When a game is deleted, creating a gap in the sequence, that number in the sequence will not be reused, despite the gap.

It will be possible to manually reset a sequence back to a given starting number, which may be necessary in case a batch of games are deleted. Resets will never be done automatically as we cannot predict if the user wants to reuse the sequence or not. All games in the schedule must be deleted in order for the reset to be available.

It will also be possible to produce multiple sequences, so that you can have multiple sets of sequences as necessary. The sequence with the lowest next number that has not been exhausted will be used to produce the next sequence.

Rich : for me this option should not be available, stick with one sequence like 1 to 999, keep it simple, because if this is available, there are a lot of creative users that will fuckup the system.

Once all sequences are exhausted, a validation error will prevent games from being created or draft games from being published until a viable sequence is available. We cannot fall back to a game ID as that would be a bigger mess to clean up, and it would be easier to block publishing so that they can fix the sequence then resume publishing.

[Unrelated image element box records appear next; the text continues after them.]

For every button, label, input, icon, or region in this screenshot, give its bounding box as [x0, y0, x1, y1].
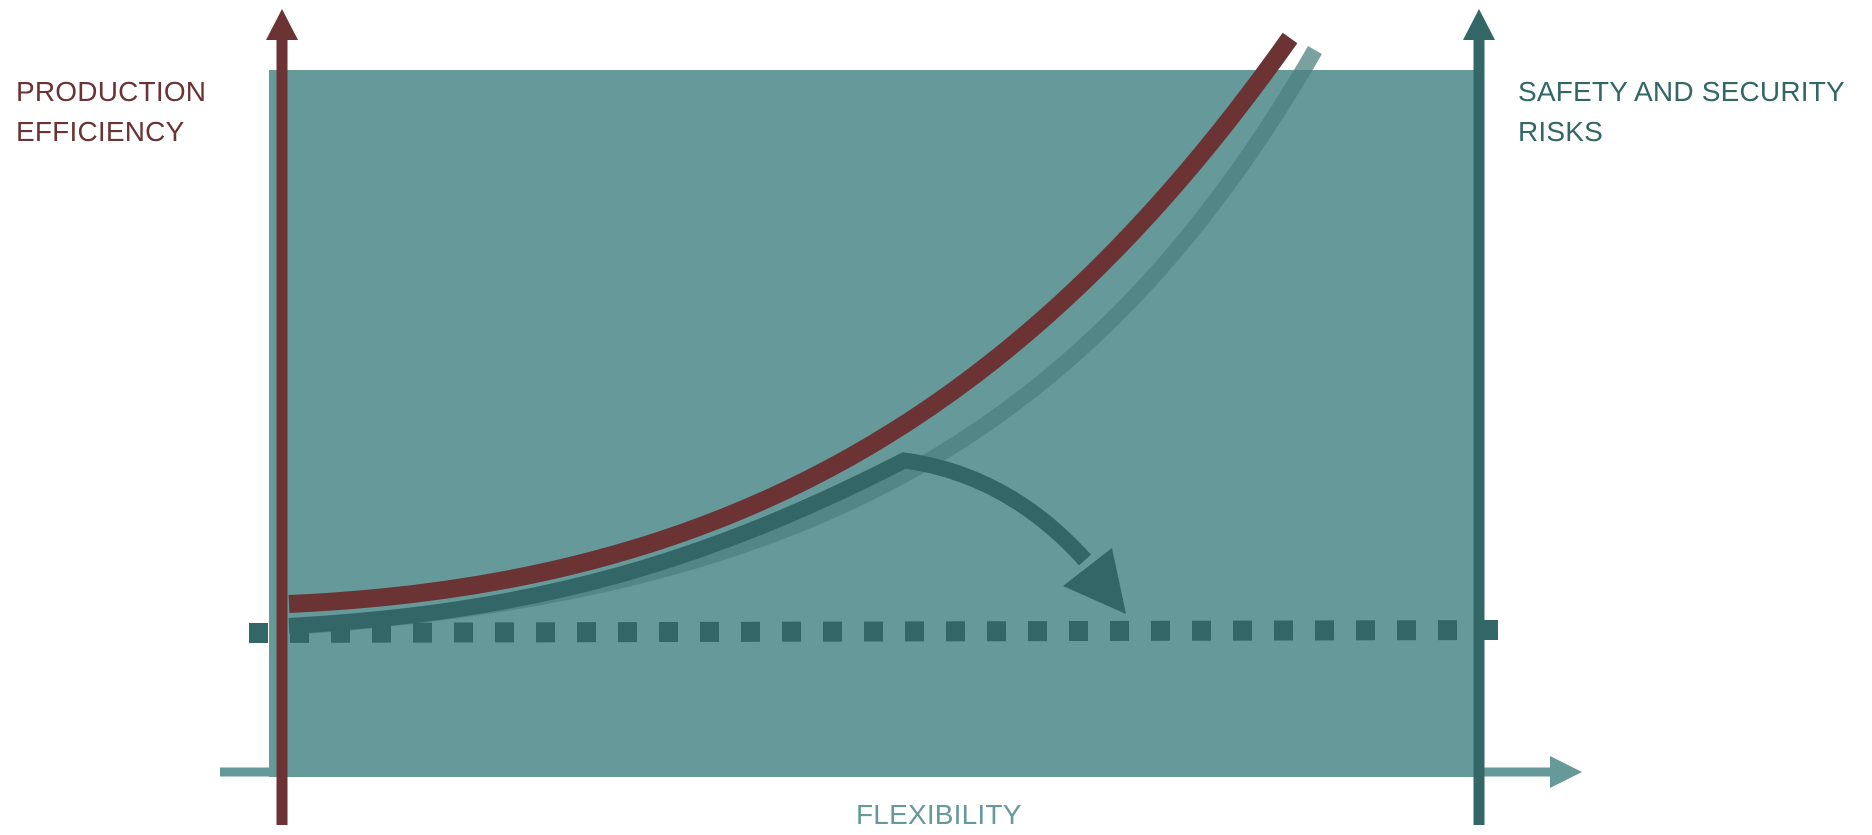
risk-axis-arrowhead — [1463, 9, 1495, 40]
risk-axis — [1463, 9, 1495, 825]
flexibility-axis-arrowhead — [1550, 756, 1582, 788]
risk-axis-label-line-1: SAFETY AND SECURITY — [1518, 76, 1845, 107]
efficiency-axis-label: PRODUCTION EFFICIENCY — [16, 72, 206, 152]
flexibility-axis — [220, 756, 1582, 788]
risk-baseline-dotted — [248, 620, 1506, 643]
risk-reduction-arrowhead — [1063, 548, 1126, 614]
risk-axis-label: SAFETY AND SECURITY RISKS — [1518, 72, 1845, 152]
risk-axis-label-line-2: RISKS — [1518, 116, 1604, 147]
efficiency-axis — [266, 9, 298, 825]
efficiency-axis-arrowhead — [266, 9, 298, 40]
efficiency-axis-label-line-1: PRODUCTION — [16, 76, 207, 107]
risk-reduction-arrow — [899, 452, 1126, 614]
flexibility-axis-label-text: FLEXIBILITY — [856, 799, 1022, 830]
flexibility-axis-label: FLEXIBILITY — [856, 795, 1022, 835]
efficiency-axis-label-line-2: EFFICIENCY — [16, 116, 185, 147]
risk-curve — [288, 452, 909, 634]
background-panel — [269, 70, 1479, 777]
efficiency-curve — [288, 32, 1298, 613]
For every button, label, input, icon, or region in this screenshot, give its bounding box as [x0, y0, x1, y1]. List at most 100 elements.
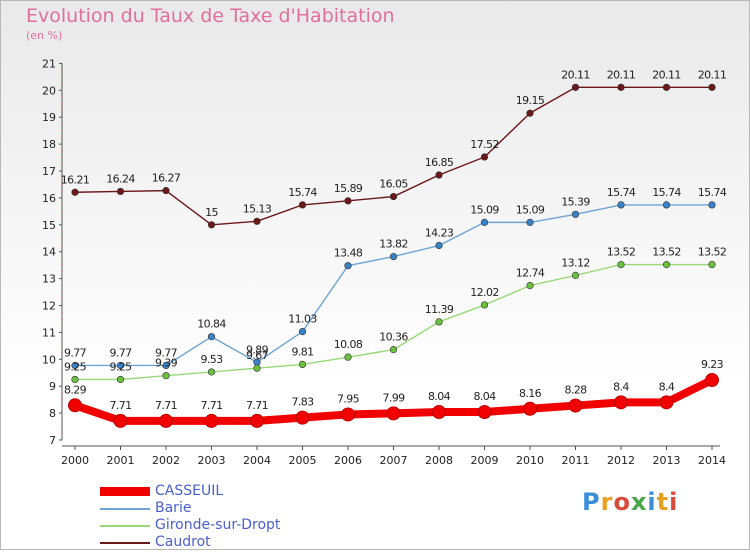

Assuming a sequence of U13L1000-1999, it is possible for a user to create 100 draft games, which will use sequence numbers 1000-1099, then before publishing, a user may create a published game in the same scheduling, which will use the next number in the sequence, 1100. Publishing the pending draft games would retain their original 1000-1099 range of game numbers. Publicly, a gap in the game numbers would appear as 1000-1099 hasn’t been published yet, but this is not a concern.